Fabiola Reyes, Staff Writer

I believe words hurt. Many people look at me and start talking about how skinny I am. Say comments like, “you should eat more,” or, “do you even eat?” My problem is no one would walk up to an overweight person and say, “Do you ever stop eating?” or “You should stop eating so much.” So if you wouldn’t say it to an overweight person, what makes it okay to say to an underweight or skinny person.

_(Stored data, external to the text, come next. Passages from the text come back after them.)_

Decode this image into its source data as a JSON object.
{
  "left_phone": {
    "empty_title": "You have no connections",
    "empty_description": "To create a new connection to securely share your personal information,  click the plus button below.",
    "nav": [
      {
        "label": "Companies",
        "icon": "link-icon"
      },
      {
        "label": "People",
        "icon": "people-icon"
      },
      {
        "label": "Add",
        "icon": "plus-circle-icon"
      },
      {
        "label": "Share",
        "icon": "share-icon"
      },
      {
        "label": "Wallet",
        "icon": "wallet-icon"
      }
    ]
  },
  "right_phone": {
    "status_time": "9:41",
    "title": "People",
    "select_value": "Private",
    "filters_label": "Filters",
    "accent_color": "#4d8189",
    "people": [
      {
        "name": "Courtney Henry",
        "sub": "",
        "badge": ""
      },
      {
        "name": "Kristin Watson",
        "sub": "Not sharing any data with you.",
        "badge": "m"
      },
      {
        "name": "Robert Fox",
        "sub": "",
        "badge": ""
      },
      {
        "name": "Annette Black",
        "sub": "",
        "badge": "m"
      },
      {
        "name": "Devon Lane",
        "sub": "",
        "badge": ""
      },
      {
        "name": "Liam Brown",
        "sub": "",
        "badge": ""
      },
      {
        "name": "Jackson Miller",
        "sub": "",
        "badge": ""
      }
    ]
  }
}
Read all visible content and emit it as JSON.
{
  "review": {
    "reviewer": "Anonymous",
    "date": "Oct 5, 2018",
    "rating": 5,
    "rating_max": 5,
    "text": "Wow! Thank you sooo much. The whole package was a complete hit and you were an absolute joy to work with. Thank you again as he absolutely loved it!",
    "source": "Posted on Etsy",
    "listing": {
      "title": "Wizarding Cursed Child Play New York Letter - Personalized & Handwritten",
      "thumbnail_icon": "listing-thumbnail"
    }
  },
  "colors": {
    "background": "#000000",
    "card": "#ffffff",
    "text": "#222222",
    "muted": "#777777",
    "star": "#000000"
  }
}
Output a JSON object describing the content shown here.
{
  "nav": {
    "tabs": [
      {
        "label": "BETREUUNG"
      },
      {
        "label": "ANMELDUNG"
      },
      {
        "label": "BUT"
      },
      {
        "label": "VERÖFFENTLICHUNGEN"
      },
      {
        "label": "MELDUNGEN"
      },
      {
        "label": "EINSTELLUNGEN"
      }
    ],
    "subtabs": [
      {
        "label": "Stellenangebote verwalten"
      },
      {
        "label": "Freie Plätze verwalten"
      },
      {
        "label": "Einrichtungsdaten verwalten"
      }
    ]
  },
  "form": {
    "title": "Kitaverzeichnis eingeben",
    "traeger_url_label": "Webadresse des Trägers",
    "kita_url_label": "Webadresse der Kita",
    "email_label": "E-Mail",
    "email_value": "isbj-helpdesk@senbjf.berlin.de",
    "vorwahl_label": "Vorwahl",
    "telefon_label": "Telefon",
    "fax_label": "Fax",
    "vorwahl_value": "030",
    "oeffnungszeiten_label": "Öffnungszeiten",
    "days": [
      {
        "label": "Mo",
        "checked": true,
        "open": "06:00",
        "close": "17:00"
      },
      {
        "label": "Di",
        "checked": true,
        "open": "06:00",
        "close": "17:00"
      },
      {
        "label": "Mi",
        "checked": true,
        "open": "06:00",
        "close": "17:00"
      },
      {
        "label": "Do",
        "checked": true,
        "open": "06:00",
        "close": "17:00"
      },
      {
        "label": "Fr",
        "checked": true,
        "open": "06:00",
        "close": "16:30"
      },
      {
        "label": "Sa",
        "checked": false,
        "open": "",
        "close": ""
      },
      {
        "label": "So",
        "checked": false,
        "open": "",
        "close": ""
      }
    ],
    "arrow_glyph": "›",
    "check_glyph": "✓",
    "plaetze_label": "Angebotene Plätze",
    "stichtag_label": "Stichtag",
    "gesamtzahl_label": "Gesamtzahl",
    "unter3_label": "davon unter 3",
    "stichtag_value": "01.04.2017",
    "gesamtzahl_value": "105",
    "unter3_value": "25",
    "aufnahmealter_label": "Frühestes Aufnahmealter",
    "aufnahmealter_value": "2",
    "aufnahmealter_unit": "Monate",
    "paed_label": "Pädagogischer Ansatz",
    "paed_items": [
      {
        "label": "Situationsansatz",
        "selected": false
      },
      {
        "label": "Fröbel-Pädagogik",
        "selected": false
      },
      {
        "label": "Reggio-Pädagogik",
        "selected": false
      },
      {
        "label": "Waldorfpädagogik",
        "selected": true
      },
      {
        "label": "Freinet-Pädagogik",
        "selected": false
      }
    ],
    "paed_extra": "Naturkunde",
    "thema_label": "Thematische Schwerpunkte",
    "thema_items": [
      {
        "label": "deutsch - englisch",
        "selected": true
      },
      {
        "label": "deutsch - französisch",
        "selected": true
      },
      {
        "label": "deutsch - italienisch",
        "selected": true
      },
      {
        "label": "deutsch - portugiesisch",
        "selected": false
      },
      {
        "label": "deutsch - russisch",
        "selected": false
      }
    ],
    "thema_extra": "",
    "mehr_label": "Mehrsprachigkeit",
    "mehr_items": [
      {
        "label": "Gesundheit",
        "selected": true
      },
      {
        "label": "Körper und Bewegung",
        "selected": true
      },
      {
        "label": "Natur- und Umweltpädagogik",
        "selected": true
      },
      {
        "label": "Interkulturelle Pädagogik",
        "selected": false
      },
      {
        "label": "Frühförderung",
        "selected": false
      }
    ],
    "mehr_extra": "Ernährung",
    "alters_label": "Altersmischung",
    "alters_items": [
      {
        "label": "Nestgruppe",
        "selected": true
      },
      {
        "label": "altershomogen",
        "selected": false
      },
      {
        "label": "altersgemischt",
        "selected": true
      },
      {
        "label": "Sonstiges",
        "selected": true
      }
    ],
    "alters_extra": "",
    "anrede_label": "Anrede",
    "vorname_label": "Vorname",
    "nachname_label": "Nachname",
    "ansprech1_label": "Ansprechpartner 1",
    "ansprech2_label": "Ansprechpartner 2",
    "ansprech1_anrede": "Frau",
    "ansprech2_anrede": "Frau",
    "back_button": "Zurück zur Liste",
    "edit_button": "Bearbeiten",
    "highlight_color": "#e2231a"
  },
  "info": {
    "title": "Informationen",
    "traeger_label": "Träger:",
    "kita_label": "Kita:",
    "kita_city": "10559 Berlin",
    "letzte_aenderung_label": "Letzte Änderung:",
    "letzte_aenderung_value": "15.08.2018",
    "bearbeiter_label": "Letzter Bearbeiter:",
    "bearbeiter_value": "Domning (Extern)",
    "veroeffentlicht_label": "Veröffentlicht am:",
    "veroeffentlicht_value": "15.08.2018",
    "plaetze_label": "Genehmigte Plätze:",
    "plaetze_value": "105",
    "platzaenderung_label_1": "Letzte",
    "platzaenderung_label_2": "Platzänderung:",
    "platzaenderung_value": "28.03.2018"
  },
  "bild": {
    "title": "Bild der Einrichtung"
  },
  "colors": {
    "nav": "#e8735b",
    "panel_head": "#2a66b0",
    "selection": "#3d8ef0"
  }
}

“I can see your bones.” Is it still body shaming if you talk about someone being skinny? I’ve been skinny my whole life, so I’ve heard comments about me being skinny my whole life as well. The thing is I used to love being skinny, but people constantly talking about how I was skinny made me hate being skinny. It made me not like my appearance and I always wanted to wear loose clothes so it wouldn’t be as noticeable. For example, at family gatherings, my aunts would always talk about how skinny I was. It wasn’t good to be that skinny, which ended up making me have body image problems. Many girls and boys experience this as well, where the comments that family and friends make lead them to have insecurities and in some cases even eating disorders.

 

On top of that, people would say things like, “Be careful. You might get blown away.” It was always comments like this my parents told me to ignore. I was told I shouldn’t get upset at these jokes, but these jokes that even my own family was making made me want to stuff my face with food until I gained weight. Growing up around these comments made me have thick skin. However, not everyone grows up around a family like mine. This is why when I started middle school a lot of my friends started to feel bad about their appearance when people made comments on how skinny they were. 

 

Seeing how these comments affected others and how they made me feel helped me realize how words really do hurt. I started to not care about what people had to say over time, and now people still make comments about my weight, but I don’t let it affect how I feel about myself. I can’t control what other people say. However, now I make sure that I watch what I say to make sure I don’t hurt others’ feelings. And I make sure that I remind people that they are beautiful the way they are every chance that I get.